扩孔隔震桩-土相互作用受力性能拟静力试验

Quasi-static Test on Mechanical Behaviors of Pre-hole Isolation Pile-soil Interaction

整体桥上部结构在温度及地震作用下所产生的纵桥向变形极易导致混凝土桩的顶部区域发生破坏。扩孔并填充阻尼材料可形成扩孔隔震桩,提高整体桥中混凝土桩的抗震性能。以某整体桥的桥台下单桩为工程背景,考虑不同扩孔直径和阻尼填料(橡胶颗粒和泡沫),开展扩孔隔震桩-土相互作用受力性能拟静力试验研究。研究发现:达到最大荷载时,无扩孔试件出现桩-砂土分离现象;当扩孔直径为2倍桩径时,试件出现桩-阻尼填料和阻尼填料-砂土分离现象,当扩孔直径为3倍桩径时,填充橡胶颗粒的试件的桩身水平位移完全被橡胶颗粒所吸收。
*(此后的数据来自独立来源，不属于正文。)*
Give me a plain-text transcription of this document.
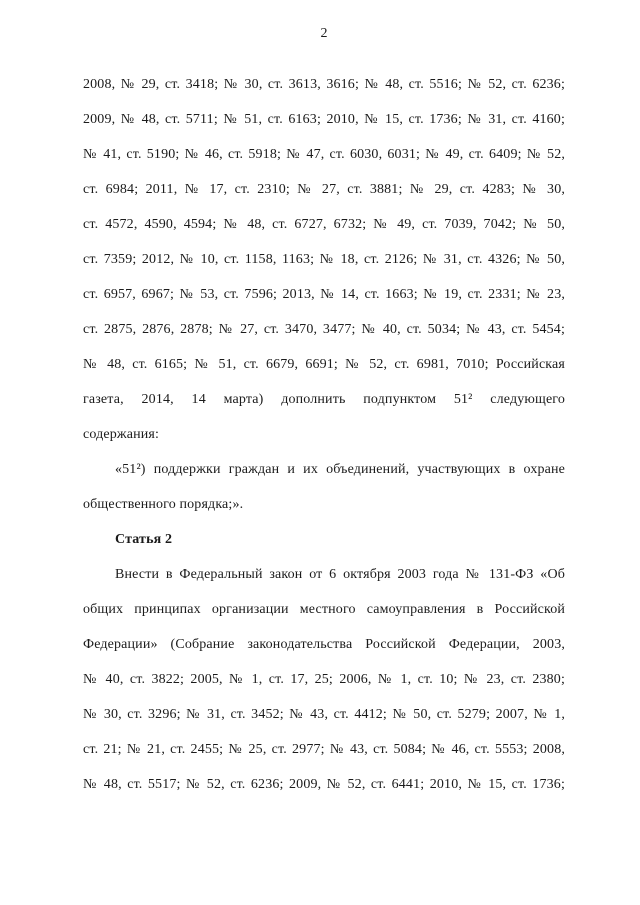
2
2008, № 29, ст. 3418; № 30, ст. 3613, 3616; № 48, ст. 5516; № 52, ст. 6236;
2009, № 48, ст. 5711; № 51, ст. 6163; 2010, № 15, ст. 1736; № 31, ст. 4160;
№ 41, ст. 5190; № 46, ст. 5918; № 47, ст. 6030, 6031; № 49, ст. 6409; № 52,
ст. 6984; 2011, № 17, ст. 2310; № 27, ст. 3881; № 29, ст. 4283; № 30,
ст. 4572, 4590, 4594; № 48, ст. 6727, 6732; № 49, ст. 7039, 7042; № 50,
ст. 7359; 2012, № 10, ст. 1158, 1163; № 18, ст. 2126; № 31, ст. 4326; № 50,
ст. 6957, 6967; № 53, ст. 7596; 2013, № 14, ст. 1663; № 19, ст. 2331; № 23,
ст. 2875, 2876, 2878; № 27, ст. 3470, 3477; № 40, ст. 5034; № 43, ст. 5454;
№ 48, ст. 6165; № 51, ст. 6679, 6691; № 52, ст. 6981, 7010; Российская
газета, 2014, 14 марта) дополнить подпунктом 51² следующего
содержания:
«51²) поддержки граждан и их объединений, участвующих в охране
общественного порядка;».
Статья 2
Внести в Федеральный закон от 6 октября 2003 года № 131-ФЗ «Об
общих принципах организации местного самоуправления в Российской
Федерации» (Собрание законодательства Российской Федерации, 2003,
№ 40, ст. 3822; 2005, № 1, ст. 17, 25; 2006, № 1, ст. 10; № 23, ст. 2380;
№ 30, ст. 3296; № 31, ст. 3452; № 43, ст. 4412; № 50, ст. 5279; 2007, № 1,
ст. 21; № 21, ст. 2455; № 25, ст. 2977; № 43, ст. 5084; № 46, ст. 5553; 2008,
№ 48, ст. 5517; № 52, ст. 6236; 2009, № 52, ст. 6441; 2010, № 15, ст. 1736;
故扩孔直径是影响桩身水平位移在阻尼填料中传递方式的关键参数;与无扩孔试件相比,扩孔隔震试件的滞回曲线更加饱满且等效黏滞阻尼比更大,可以发挥阻尼材料的耗能特性;填充橡胶颗粒的耗能效果优于填充泡沫,这是因为松散橡胶颗粒的变形能力和自动复位特性有利于能量耗散,而泡沫的整体性使其黏滞性和减震性不能完全发挥;在扩孔深度范围内,扩孔隔震试件的p-y曲线刚度明显低于无扩孔试件(最大降幅达到45.1%);随着扩孔直径增大或阻尼材料刚度减小,地基土模量系数减小;与无扩孔试件相比,扩孔隔震试件最大荷载略大,初始刚度和桩身最大弯矩略小。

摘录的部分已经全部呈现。